Penggunaan logika sendiri dibenarkan kedudukannya oleh Rasulullah SAW, seperti dalam hadits Mu’âdz bin Jabal r.a. Hal ini yang menjadikan para sahabat kemudian menjadikannya sebagai salah satu rujukan ijtihad mereka. Penggunaan logika (ra’yu) tentu saja dengan pemahamannya yang luas, termasuk di dalamnya metode qiyâs, Istihsân, Istishâb, Sadd adz-Dzarî’ah, dan al-Mashlahah al-Mursalah. Ini harus menunjukkan adanya pemahaman yang luas berkaitan dengan maqâshid Syarî’ah. Seperti yang dikatakan oleh Umar bin al-Khaththâb r.a. : “Jauhilah ra’yu! Karena sesungguhnya para pemakai ra’yu itu adalah musuh-musuh Sunnah. Mereka tidak lagi mampu memahami hadits-hadits dan berat bagi mereka untuk meriwayatkannya, maka mereka pun mendahulukan ra’yu atasnya.”[11] Dibalik dari ucapan Umar bin al-Khaththâb ini ada pemahaman yang jelas bahwa tidak semua ra’yu itu tercela, selama ia berjalan di atas jalan Syariat.

DR. Sya’ban Muhammad Ismail memberikan contoh al-Musyarrakah dengan menggunakan proses istinbâth hukum istihsân di masa sahabat. Dalam masalah ini, sebagian sahabat mengikutsertakan saudara kandung (seibu-sebapak) mayit bersama saudara seibunya dalam memperoleh bagian sepertiga dari warisan. Ini terjadi jika seorang istri wafat dan meninggalkan seorang suami, seorang ibu, 2 saudara seibu dan beberapa saudara sekandung. [12]

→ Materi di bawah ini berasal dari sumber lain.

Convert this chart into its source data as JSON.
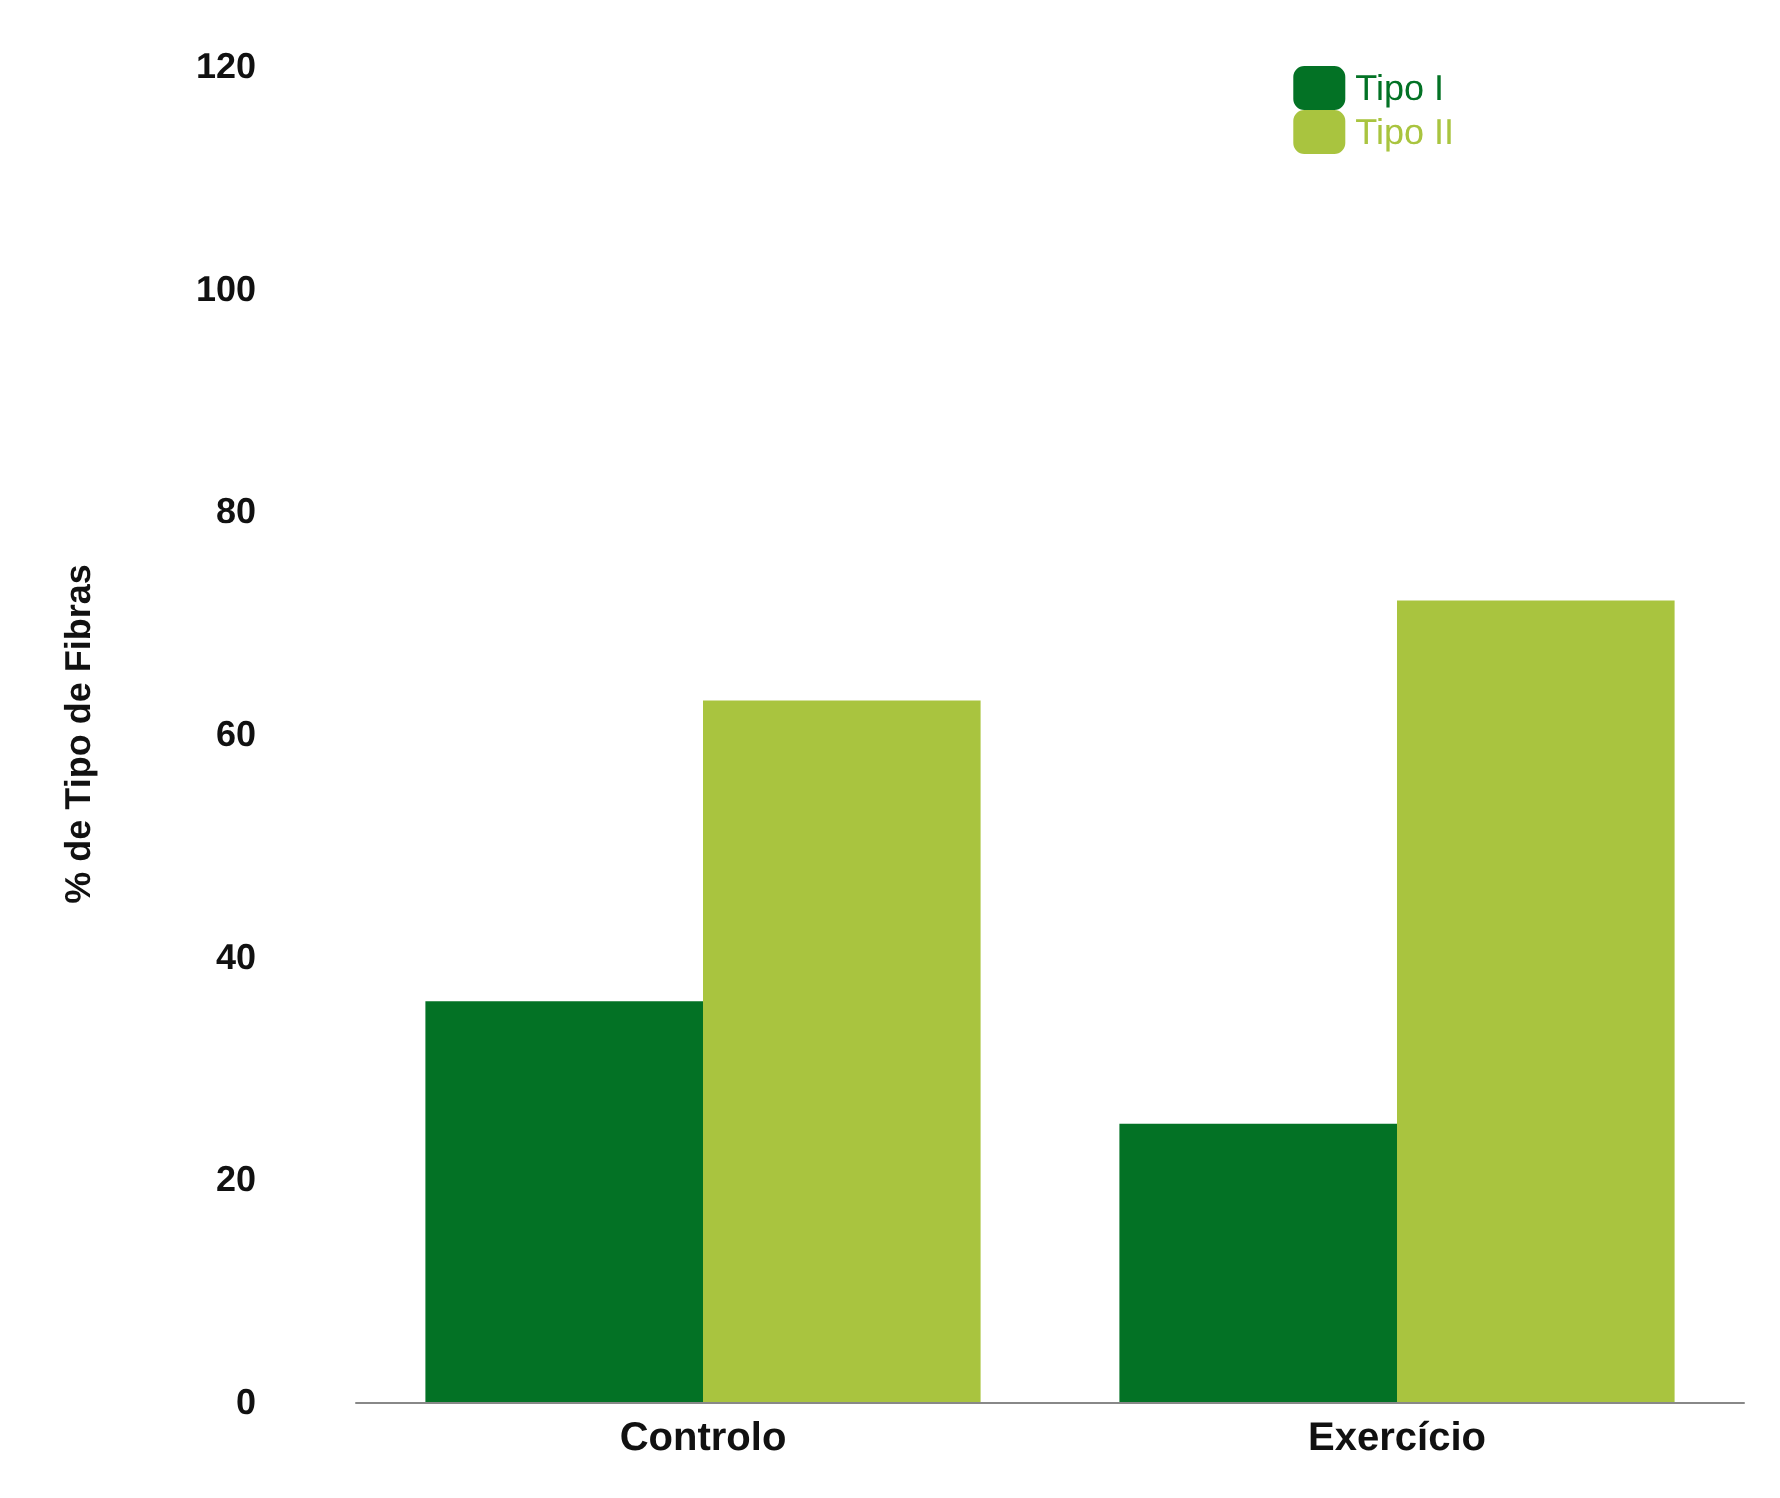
{
  "chart_data": {
    "type": "bar",
    "ylabel": "% de Tipo de Fibras",
    "categories": [
      "Controlo",
      "Exercício"
    ],
    "series": [
      {
        "name": "Tipo I",
        "color": "#037225",
        "values": [
          36,
          25
        ]
      },
      {
        "name": "Tipo II",
        "color": "#a9c43f",
        "values": [
          63,
          72
        ]
      }
    ],
    "ylim": [
      0,
      120
    ],
    "yticks": [
      0,
      20,
      40,
      60,
      80,
      100,
      120
    ],
    "grid": false,
    "legend": "top right"
  }
}
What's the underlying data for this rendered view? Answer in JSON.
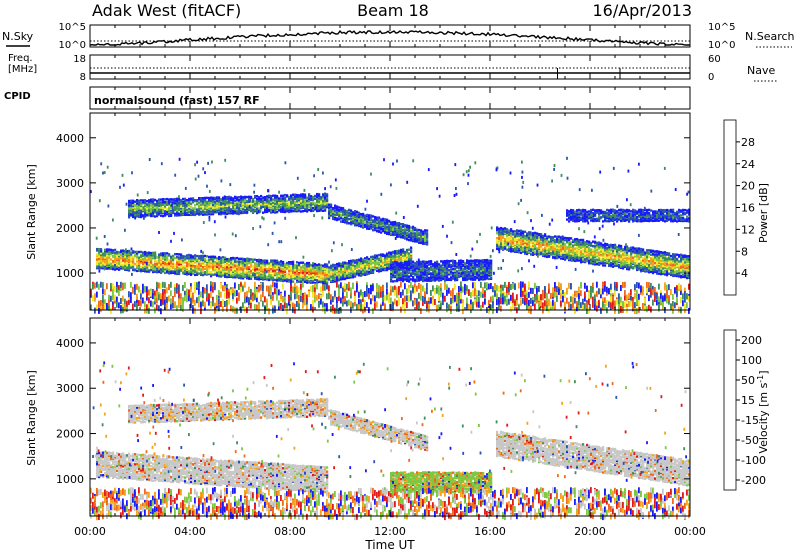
{
  "header": {
    "station": "Adak West (fitACF)",
    "beam": "Beam 18",
    "date": "16/Apr/2013"
  },
  "panels": {
    "nsky": {
      "left_label": "N.Sky",
      "right_label": "N.Search",
      "left_ticks": [
        "10^5",
        "10^0"
      ],
      "right_ticks": [
        "10^5",
        "10^0"
      ]
    },
    "freq": {
      "left_label_1": "Freq.",
      "left_label_2": "[MHz]",
      "right_label": "Nave",
      "left_ticks": [
        "18",
        "8"
      ],
      "right_ticks": [
        "60",
        "0"
      ]
    },
    "cpid": {
      "label": "CPID",
      "text": "normalsound (fast) 157 RF"
    }
  },
  "chart_data": [
    {
      "type": "heatmap",
      "name": "power",
      "ylabel": "Slant Range [km]",
      "ylim": [
        180,
        4550
      ],
      "yticks": [
        "1000",
        "2000",
        "3000",
        "4000"
      ],
      "colorbar_label": "Power [dB]",
      "colorbar_ticks": [
        "4",
        "8",
        "12",
        "16",
        "20",
        "24",
        "28"
      ],
      "colors": [
        "#1a1aff",
        "#2a55b5",
        "#3e8f5c",
        "#7dc843",
        "#f2e82c",
        "#f5a31e",
        "#f06a1e",
        "#e31a1c"
      ],
      "bands": [
        {
          "t0": 0.2,
          "t1": 9.5,
          "r_start": 1350,
          "r_end": 1000,
          "width": 220,
          "level": 0.8
        },
        {
          "t0": 9.5,
          "t1": 12.8,
          "r_start": 1000,
          "r_end": 1400,
          "width": 180,
          "level": 0.6
        },
        {
          "t0": 1.5,
          "t1": 9.5,
          "r_start": 2450,
          "r_end": 2600,
          "width": 180,
          "level": 0.45
        },
        {
          "t0": 9.5,
          "t1": 13.5,
          "r_start": 2400,
          "r_end": 1800,
          "width": 160,
          "level": 0.35
        },
        {
          "t0": 12.0,
          "t1": 16.0,
          "r_start": 1050,
          "r_end": 1100,
          "width": 220,
          "level": 0.25
        },
        {
          "t0": 16.2,
          "t1": 24.0,
          "r_start": 1800,
          "r_end": 1150,
          "width": 240,
          "level": 0.7
        },
        {
          "t0": 19.0,
          "t1": 24.0,
          "r_start": 2300,
          "r_end": 2300,
          "width": 120,
          "level": 0.2
        }
      ]
    },
    {
      "type": "heatmap",
      "name": "velocity",
      "ylabel": "Slant Range [km]",
      "ylim": [
        180,
        4550
      ],
      "yticks": [
        "1000",
        "2000",
        "3000",
        "4000"
      ],
      "colorbar_label": "Velocity [m s-1]",
      "colorbar_ticks": [
        "200",
        "100",
        "50",
        "15",
        "-15",
        "-50",
        "-100",
        "-200"
      ],
      "colors": [
        "#1a1aff",
        "#2a55b5",
        "#3e8f5c",
        "#7dc843",
        "#c8c8c8",
        "#f5a31e",
        "#f06a1e",
        "#e31a1c"
      ],
      "bands": [
        {
          "t0": 0.2,
          "t1": 9.5,
          "r_start": 1350,
          "r_end": 1000,
          "width": 260,
          "level": 0.1
        },
        {
          "t0": 1.5,
          "t1": 9.5,
          "r_start": 2450,
          "r_end": 2600,
          "width": 180,
          "level": 0.2
        },
        {
          "t0": 9.5,
          "t1": 13.5,
          "r_start": 2400,
          "r_end": 1800,
          "width": 160,
          "level": 0.2
        },
        {
          "t0": 12.0,
          "t1": 16.0,
          "r_start": 950,
          "r_end": 950,
          "width": 200,
          "level": 0.6
        },
        {
          "t0": 16.2,
          "t1": 24.0,
          "r_start": 1800,
          "r_end": 1150,
          "width": 260,
          "level": 0.1
        }
      ]
    }
  ],
  "time_axis": {
    "label": "Time UT",
    "range_hours": [
      0,
      24
    ],
    "ticks": [
      "00:00",
      "04:00",
      "08:00",
      "12:00",
      "16:00",
      "20:00",
      "00:00"
    ]
  }
}
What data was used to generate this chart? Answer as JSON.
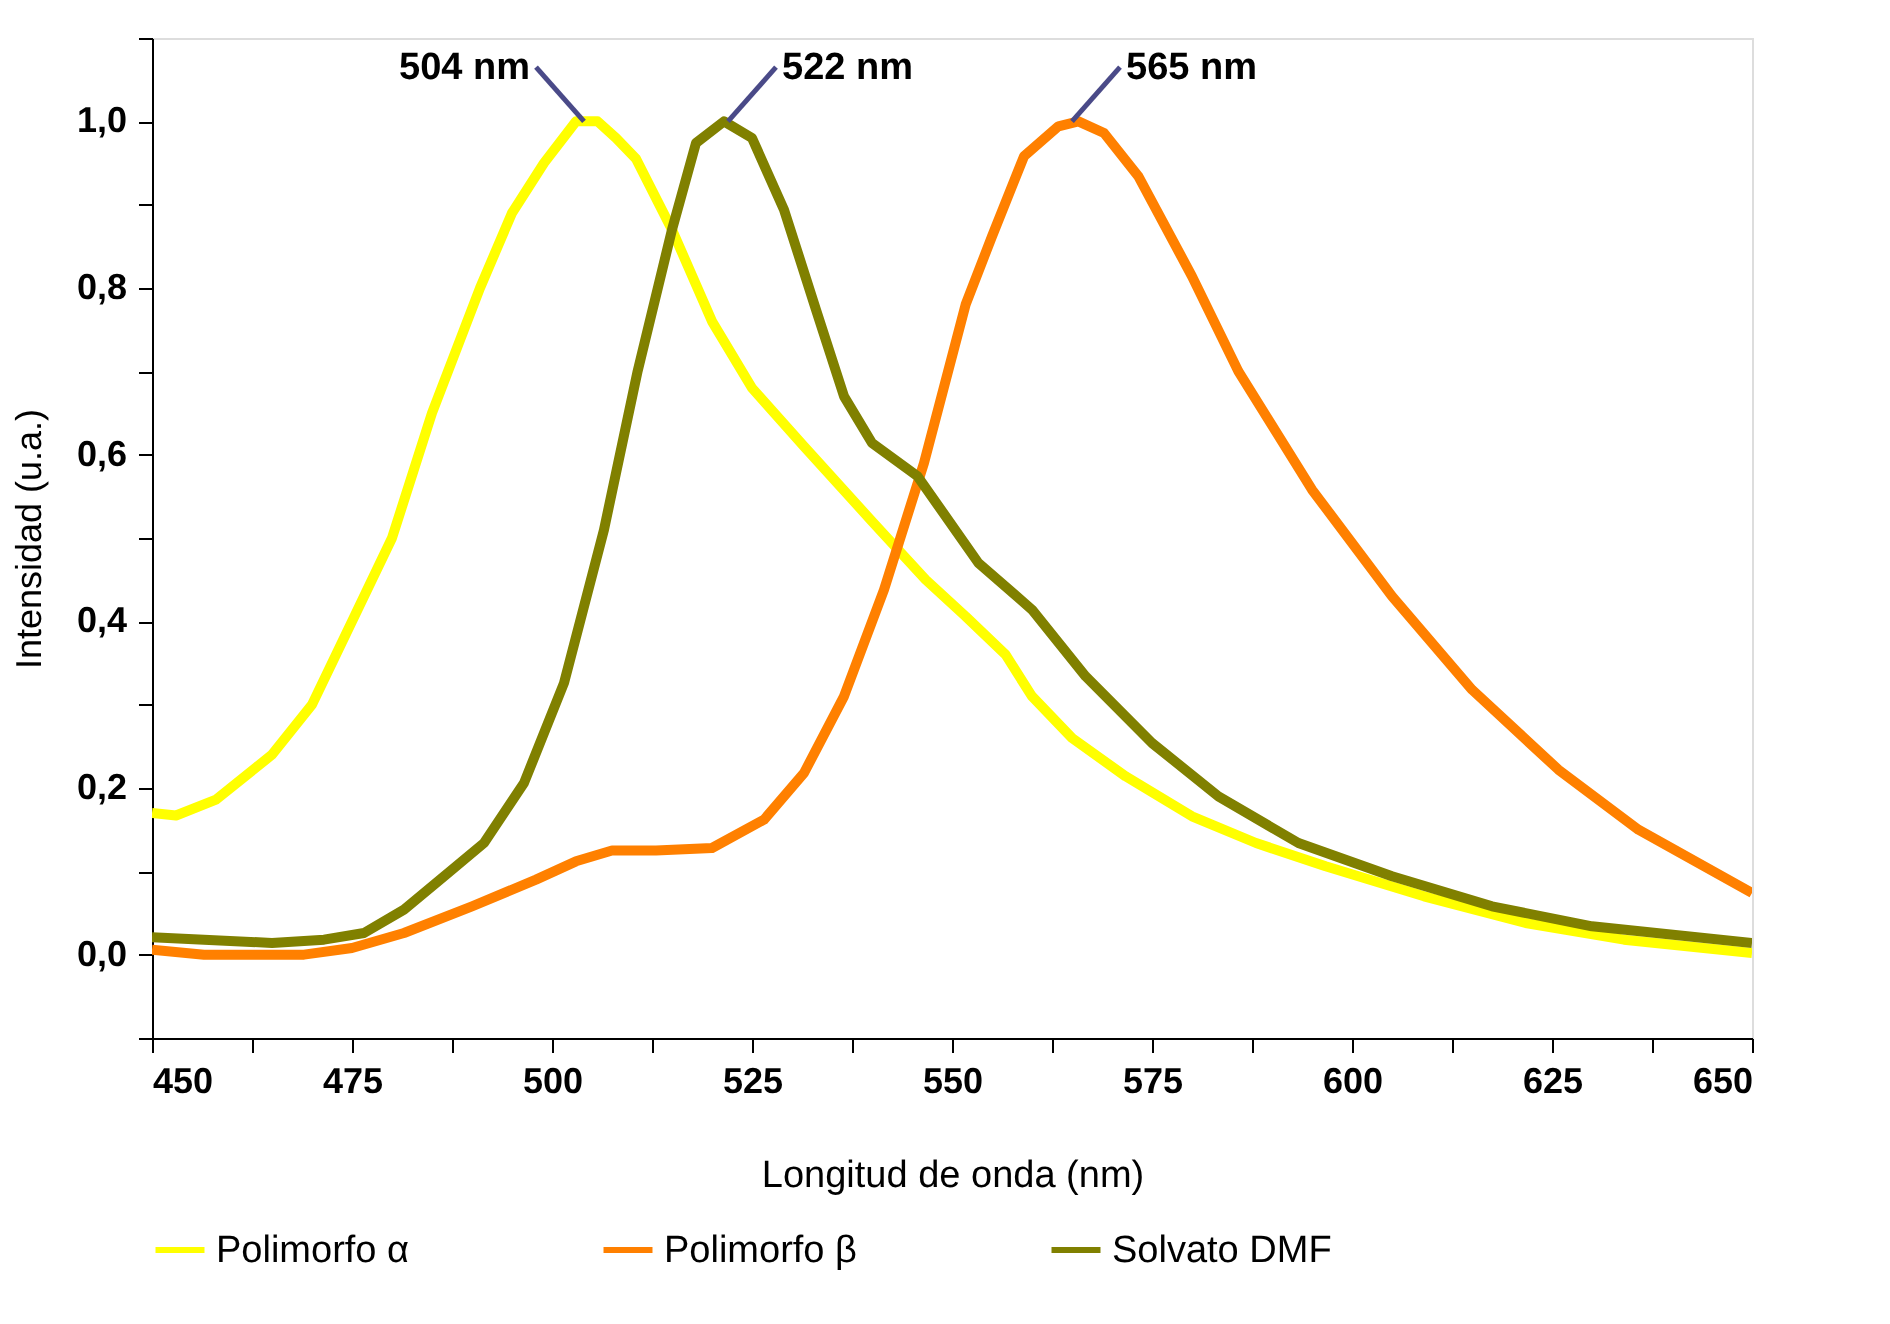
{
  "chart_data": {
    "type": "line",
    "xlabel": "Longitud de onda (nm)",
    "ylabel": "Intensidad (u.a.)",
    "xlim": [
      450,
      650
    ],
    "ylim": [
      -0.1,
      1.1
    ],
    "xticks": [
      450,
      {
        "value": 462.5,
        "label": null
      },
      475,
      {
        "value": 487.5,
        "label": null
      },
      500,
      {
        "value": 512.5,
        "label": null
      },
      525,
      {
        "value": 537.5,
        "label": null
      },
      550,
      {
        "value": 562.5,
        "label": null
      },
      575,
      {
        "value": 587.5,
        "label": null
      },
      600,
      {
        "value": 612.5,
        "label": null
      },
      625,
      {
        "value": 637.5,
        "label": null
      },
      650
    ],
    "yticks": [
      {
        "value": -0.1,
        "label": null
      },
      {
        "value": 0,
        "label": "0,0"
      },
      {
        "value": 0.1,
        "label": null
      },
      {
        "value": 0.2,
        "label": "0,2"
      },
      {
        "value": 0.3,
        "label": null
      },
      {
        "value": 0.4,
        "label": "0,4"
      },
      {
        "value": 0.5,
        "label": null
      },
      {
        "value": 0.6,
        "label": "0,6"
      },
      {
        "value": 0.7,
        "label": null
      },
      {
        "value": 0.8,
        "label": "0,8"
      },
      {
        "value": 0.9,
        "label": null
      },
      {
        "value": 1.0,
        "label": "1,0"
      },
      {
        "value": 1.1,
        "label": null
      }
    ],
    "grid": false,
    "legend": "bottom",
    "marker": "none",
    "line_style": "solid",
    "annotations": [
      {
        "text": "504 nm",
        "x": 504,
        "y": 1.0
      },
      {
        "text": "522 nm",
        "x": 522,
        "y": 1.0
      },
      {
        "text": "565 nm",
        "x": 565,
        "y": 1.0
      }
    ],
    "series": [
      {
        "name": "Polimorfo α",
        "color": "#ffff00",
        "x": [
          450,
          453,
          458,
          465,
          470,
          475,
          480,
          485,
          491,
          495,
          499,
          503,
          505.7,
          508,
          510.5,
          515,
          520,
          525,
          531.5,
          540,
          546.7,
          551.7,
          556.7,
          560,
          565,
          571.7,
          580,
          588,
          596.7,
          609,
          621.7,
          634,
          650
        ],
        "values": [
          0.17,
          0.167,
          0.186,
          0.24,
          0.3,
          0.4,
          0.5,
          0.65,
          0.8,
          0.89,
          0.95,
          1.0,
          1.0,
          0.98,
          0.955,
          0.87,
          0.76,
          0.68,
          0.61,
          0.52,
          0.45,
          0.406,
          0.36,
          0.31,
          0.26,
          0.214,
          0.166,
          0.134,
          0.106,
          0.07,
          0.038,
          0.018,
          0.002
        ]
      },
      {
        "name": "Polimorfo β",
        "color": "#ff8000",
        "x": [
          450,
          456.5,
          469,
          475,
          481.5,
          490,
          498,
          503,
          507.5,
          513,
          520,
          526.5,
          531.5,
          536.5,
          541.5,
          546.5,
          551.7,
          555,
          559,
          563.3,
          565.8,
          569,
          573.3,
          580,
          585.8,
          595,
          605,
          615,
          625.8,
          635.8,
          650
        ],
        "values": [
          0.006,
          0.0,
          0.0,
          0.008,
          0.026,
          0.058,
          0.09,
          0.112,
          0.125,
          0.125,
          0.128,
          0.162,
          0.218,
          0.31,
          0.438,
          0.59,
          0.78,
          0.862,
          0.958,
          0.994,
          1.0,
          0.986,
          0.934,
          0.814,
          0.7,
          0.558,
          0.43,
          0.318,
          0.222,
          0.15,
          0.074
        ]
      },
      {
        "name": "Solvato DMF",
        "color": "#808000",
        "x": [
          450,
          456.5,
          465,
          471.5,
          476.5,
          481.5,
          486.5,
          491.5,
          496.5,
          501.5,
          506.5,
          510.7,
          515,
          518,
          521.5,
          525,
          529,
          533,
          536.5,
          540,
          545.7,
          553.3,
          560,
          566.7,
          575,
          583.3,
          593.3,
          605,
          617.5,
          630,
          650
        ],
        "values": [
          0.021,
          0.018,
          0.014,
          0.018,
          0.026,
          0.054,
          0.094,
          0.134,
          0.206,
          0.326,
          0.51,
          0.7,
          0.87,
          0.974,
          1.0,
          0.98,
          0.894,
          0.774,
          0.67,
          0.614,
          0.574,
          0.47,
          0.414,
          0.334,
          0.254,
          0.19,
          0.134,
          0.094,
          0.058,
          0.034,
          0.014
        ]
      }
    ]
  }
}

Demikianlah hingga akhirnya di masa para imam mujtahid, kata istihsân menjadi semakin sering didengar, terutama dari Imam Abu Hanifah. Dimana dalam banyak kesempatan, kata istihsân sering disandingkan dengan qiyâs. Sehingga sering dikatakan: “Secara qiyâs seharusnya demikian, namun kami menetapkan ini berdasarkan istihsân. [13]

Kedudukan Istihsân

Penggunaan istihsân sebagai proses istinbâth hukum menjadi masalah yang diperselisihkan oleh para ulama. Berikut ini adalah kedudukan istihsân:

Pendapat pertama, menurut ulama Hanafiyah, Malikiyah dan Hanabilah bahwa istihsân dianggap sebagai proses istinbâth hukum dan merupakan hujjah (dalil). [14] Dasar hukumnya adalah:

Pertama: Firman Allah SWT

Artinya: “Dan ikutilah Sebaik-baik apa yang telah diturunkan kepadamu dari Tuhanmu”.[15]

Ayat ini menunjukkan bahwa Allah memerintahkan kita untuk mengikuti yang terbaik, dan perintah menunjukkan bahwa ia adalah wajib. Dan di sini tidak ada hal lain yang memalingkan perintah ini dari hukum wajib. Maka ini menunjukkan bahwa istihsân adalah hujjah. [16]

Dan firman Allah SWT

Artinya: “Dan orang-orang yang menjauhi Thaghut (yaitu) tidak menyembah- nya dan kembali kepada Allah, bagi mereka berita gembira; sebab itu sampaikanlah berita itu kepada hamba- hamba-Ku, Yang mendengarkan Perkataan lalu mengikuti apa yang paling baik di antaranya” [17]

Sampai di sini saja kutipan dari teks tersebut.